Пришлось Цанке идти с просьбой к председателю колхоза. Диндигов встретил Арачаева всегдашним водочным запахом и с раздражением.

— Откуда у меня лошади, откуда у меня транспорт, на весь колхоз всего девять кляч, и тех, говорят, надо сдавать к Новому году на нужды армии. Даже не знаю, что делать, и тут еще ты со своими дурацкими просьбами. Да и вообще не пойму я, когда это Арачаевы коней просили, ведь у вас всегда табуны отборных коней были?

— Были, да с большевиками уплыли, — с ехидцей, жалко усмехнулся Цанка.

— Что шумишь, что болтаешь? — замахал руками Диндигов. — Сам знаешь, у них везде уши и глаза.

Он подошел вплотную к Арачаеву, взял за локоть отвел в сторону, как бы сторонясь председательского стола.

— Я тебе еще не сказал, — шептал он перегаром в ухо Цанка, — ведь Белоглазова то ли перевели, то ли посадили, но то, что нет его в нашем районе, это точно. Так что и наши дела худы.
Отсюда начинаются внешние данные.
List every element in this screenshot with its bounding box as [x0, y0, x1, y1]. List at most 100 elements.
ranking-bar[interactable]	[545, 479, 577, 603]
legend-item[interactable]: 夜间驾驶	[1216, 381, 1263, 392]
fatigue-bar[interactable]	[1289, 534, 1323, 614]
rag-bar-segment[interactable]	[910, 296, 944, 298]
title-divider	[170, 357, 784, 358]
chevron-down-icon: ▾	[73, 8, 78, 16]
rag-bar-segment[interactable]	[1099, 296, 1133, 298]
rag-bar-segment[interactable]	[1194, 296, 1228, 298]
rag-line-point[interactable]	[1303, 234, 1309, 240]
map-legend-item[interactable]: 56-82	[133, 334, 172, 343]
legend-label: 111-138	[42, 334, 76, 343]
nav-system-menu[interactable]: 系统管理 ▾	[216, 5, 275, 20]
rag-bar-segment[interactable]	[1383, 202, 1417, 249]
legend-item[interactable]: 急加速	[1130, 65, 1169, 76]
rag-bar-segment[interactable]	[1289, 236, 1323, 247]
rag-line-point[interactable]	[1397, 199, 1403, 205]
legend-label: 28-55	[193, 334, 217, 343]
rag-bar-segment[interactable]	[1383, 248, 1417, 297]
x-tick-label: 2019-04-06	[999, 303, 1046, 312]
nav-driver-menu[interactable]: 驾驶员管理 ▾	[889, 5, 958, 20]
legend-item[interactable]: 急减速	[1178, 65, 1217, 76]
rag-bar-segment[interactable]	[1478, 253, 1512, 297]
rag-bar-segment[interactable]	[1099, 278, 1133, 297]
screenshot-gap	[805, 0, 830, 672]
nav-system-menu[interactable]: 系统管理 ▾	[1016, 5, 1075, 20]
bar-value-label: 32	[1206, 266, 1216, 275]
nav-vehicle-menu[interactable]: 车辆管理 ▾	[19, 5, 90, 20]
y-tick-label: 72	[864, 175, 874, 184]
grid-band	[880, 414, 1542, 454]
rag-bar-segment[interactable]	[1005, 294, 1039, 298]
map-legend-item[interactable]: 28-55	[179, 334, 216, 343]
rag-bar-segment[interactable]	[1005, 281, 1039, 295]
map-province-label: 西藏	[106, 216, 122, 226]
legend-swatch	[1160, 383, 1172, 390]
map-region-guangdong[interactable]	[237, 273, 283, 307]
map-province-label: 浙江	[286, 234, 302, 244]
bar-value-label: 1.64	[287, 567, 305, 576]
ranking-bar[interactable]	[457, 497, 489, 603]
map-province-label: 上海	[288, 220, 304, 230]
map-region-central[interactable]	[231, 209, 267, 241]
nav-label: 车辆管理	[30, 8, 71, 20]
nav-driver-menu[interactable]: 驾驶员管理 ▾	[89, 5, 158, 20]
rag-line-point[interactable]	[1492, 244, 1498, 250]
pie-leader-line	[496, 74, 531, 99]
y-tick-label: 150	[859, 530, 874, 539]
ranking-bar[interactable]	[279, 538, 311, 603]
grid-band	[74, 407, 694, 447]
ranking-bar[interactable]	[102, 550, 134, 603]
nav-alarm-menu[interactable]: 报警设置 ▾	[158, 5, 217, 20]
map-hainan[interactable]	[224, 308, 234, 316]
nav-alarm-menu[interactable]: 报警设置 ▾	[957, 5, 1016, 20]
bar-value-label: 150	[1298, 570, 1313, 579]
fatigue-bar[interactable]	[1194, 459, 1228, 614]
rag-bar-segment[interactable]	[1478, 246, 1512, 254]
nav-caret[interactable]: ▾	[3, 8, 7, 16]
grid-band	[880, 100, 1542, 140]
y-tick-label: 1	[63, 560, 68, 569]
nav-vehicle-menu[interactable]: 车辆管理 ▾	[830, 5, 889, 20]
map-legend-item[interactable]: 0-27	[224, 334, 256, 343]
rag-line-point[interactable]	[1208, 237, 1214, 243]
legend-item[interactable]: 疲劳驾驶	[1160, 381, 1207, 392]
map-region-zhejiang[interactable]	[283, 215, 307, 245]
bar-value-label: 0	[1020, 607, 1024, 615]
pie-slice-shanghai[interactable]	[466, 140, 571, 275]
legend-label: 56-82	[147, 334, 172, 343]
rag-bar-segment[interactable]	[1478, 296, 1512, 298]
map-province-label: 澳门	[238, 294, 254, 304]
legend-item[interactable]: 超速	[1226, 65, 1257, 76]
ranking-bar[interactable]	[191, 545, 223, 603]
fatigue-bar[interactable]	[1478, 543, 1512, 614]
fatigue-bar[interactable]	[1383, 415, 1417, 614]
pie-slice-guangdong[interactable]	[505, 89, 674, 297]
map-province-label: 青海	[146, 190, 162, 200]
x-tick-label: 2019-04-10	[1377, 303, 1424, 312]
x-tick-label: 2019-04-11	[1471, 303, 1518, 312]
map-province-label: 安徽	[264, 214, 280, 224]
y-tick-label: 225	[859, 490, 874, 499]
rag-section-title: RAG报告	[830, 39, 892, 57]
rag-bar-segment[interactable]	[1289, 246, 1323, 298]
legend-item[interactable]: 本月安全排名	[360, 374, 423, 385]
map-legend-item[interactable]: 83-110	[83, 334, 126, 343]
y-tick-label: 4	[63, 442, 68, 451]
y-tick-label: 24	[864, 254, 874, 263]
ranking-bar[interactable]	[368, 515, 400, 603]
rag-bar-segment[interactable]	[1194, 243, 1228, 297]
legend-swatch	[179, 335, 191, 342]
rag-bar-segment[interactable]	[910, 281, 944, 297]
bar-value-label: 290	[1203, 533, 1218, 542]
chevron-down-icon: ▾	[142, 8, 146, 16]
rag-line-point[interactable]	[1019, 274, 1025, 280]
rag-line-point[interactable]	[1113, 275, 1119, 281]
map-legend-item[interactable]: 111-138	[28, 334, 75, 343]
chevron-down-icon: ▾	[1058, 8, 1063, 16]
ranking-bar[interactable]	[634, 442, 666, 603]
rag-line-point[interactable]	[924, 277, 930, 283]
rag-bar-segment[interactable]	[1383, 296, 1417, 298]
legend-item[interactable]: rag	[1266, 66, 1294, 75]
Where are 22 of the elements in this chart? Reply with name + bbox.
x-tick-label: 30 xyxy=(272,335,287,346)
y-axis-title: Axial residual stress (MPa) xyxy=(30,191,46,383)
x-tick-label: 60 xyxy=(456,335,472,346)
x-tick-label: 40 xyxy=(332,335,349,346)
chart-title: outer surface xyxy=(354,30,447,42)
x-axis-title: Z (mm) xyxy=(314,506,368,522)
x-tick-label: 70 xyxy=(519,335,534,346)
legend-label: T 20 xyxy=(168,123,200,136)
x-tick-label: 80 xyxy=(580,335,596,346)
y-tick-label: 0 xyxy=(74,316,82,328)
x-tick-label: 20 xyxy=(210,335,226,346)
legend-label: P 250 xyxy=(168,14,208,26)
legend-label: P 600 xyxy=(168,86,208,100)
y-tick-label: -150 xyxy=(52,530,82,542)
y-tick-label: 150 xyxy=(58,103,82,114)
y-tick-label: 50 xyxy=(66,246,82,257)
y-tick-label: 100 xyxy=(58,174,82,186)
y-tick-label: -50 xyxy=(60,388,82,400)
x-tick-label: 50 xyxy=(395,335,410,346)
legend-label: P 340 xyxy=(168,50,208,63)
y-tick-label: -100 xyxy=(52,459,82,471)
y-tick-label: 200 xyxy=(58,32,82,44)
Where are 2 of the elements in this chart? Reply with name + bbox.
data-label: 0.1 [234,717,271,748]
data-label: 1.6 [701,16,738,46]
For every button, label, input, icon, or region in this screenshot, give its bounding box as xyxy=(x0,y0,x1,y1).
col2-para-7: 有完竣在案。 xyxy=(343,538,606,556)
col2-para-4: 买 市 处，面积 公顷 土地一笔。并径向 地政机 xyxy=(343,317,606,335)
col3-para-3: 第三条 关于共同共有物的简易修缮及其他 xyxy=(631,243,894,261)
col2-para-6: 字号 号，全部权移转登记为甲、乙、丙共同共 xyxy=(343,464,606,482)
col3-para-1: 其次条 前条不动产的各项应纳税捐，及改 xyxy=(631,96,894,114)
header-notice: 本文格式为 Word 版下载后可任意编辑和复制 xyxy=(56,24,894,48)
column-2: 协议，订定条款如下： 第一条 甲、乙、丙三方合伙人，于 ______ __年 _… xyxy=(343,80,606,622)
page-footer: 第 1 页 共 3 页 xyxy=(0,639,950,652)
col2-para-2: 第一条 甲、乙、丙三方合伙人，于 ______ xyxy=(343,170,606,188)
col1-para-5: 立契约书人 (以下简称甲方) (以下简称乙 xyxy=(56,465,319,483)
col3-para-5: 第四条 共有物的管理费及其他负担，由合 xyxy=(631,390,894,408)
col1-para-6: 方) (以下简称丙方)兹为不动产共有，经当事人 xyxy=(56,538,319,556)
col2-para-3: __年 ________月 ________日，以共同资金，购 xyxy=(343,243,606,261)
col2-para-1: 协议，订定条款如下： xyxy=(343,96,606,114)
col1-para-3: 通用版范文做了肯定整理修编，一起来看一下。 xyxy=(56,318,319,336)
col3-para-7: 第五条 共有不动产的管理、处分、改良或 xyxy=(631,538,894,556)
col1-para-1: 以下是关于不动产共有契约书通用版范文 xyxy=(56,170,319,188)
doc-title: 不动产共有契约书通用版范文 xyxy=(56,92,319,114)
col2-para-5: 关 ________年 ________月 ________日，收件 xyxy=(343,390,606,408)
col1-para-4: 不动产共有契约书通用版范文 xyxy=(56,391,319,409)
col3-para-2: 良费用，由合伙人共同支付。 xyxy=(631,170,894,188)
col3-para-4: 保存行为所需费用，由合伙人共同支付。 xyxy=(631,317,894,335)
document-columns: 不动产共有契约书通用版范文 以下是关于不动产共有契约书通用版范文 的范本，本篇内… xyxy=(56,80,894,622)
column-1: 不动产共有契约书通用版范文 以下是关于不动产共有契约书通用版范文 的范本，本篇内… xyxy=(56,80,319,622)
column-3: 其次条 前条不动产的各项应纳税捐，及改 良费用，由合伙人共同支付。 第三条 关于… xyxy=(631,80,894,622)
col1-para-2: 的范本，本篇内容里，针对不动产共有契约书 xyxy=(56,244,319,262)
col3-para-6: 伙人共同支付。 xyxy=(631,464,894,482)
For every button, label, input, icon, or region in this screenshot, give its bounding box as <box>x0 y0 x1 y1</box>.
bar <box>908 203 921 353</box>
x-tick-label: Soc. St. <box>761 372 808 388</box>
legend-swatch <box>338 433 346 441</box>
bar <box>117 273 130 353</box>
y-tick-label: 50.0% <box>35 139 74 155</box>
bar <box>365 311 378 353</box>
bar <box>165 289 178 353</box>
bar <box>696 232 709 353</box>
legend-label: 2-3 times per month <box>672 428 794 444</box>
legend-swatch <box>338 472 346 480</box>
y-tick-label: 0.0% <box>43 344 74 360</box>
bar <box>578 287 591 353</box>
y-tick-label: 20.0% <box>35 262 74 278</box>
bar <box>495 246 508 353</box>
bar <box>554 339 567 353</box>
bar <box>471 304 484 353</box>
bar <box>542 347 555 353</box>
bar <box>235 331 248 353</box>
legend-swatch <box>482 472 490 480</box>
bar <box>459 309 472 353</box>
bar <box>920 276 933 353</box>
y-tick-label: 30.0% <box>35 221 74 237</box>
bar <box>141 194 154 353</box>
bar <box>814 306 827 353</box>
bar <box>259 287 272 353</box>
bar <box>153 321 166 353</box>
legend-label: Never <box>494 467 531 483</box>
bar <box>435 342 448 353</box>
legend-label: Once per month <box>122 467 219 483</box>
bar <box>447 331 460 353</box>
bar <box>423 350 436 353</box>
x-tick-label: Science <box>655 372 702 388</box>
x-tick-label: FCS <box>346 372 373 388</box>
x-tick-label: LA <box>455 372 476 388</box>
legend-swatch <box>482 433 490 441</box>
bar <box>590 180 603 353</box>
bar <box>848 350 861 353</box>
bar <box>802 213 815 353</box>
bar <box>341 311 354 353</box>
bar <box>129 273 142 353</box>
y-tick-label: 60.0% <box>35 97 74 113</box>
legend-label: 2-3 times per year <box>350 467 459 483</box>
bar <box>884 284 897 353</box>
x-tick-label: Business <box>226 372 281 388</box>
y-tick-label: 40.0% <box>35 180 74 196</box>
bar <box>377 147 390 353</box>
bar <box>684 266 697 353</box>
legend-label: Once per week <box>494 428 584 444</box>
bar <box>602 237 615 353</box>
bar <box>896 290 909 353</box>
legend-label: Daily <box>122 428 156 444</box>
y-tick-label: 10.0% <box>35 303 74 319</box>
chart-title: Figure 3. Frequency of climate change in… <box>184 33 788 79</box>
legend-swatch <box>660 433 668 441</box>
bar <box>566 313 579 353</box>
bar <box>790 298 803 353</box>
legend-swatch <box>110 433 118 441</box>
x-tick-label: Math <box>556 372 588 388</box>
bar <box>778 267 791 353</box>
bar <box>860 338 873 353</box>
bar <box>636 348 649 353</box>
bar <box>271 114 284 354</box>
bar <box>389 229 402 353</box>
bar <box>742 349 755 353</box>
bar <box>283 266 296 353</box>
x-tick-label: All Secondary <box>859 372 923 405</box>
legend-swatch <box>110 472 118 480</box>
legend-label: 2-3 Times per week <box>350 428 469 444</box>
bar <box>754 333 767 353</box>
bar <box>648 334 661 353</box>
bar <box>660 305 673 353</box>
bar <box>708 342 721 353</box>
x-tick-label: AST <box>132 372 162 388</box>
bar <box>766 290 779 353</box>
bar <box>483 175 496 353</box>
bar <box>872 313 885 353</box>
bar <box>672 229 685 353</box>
А ты со своей директоршей пристал.

Наступила пауза, оба оценивали ситуацию, делали хладнокровный вид, хотя внутри у Цанка что-то дернулось. Даже напоминание об органах власти вызывало в нем неприятные, какие-то надрывающие чувства. Тем не менее улыбнулся, махнул рукой.

— Туда ему и дорога, дай Бог, чтобы всех их отсюда убрали.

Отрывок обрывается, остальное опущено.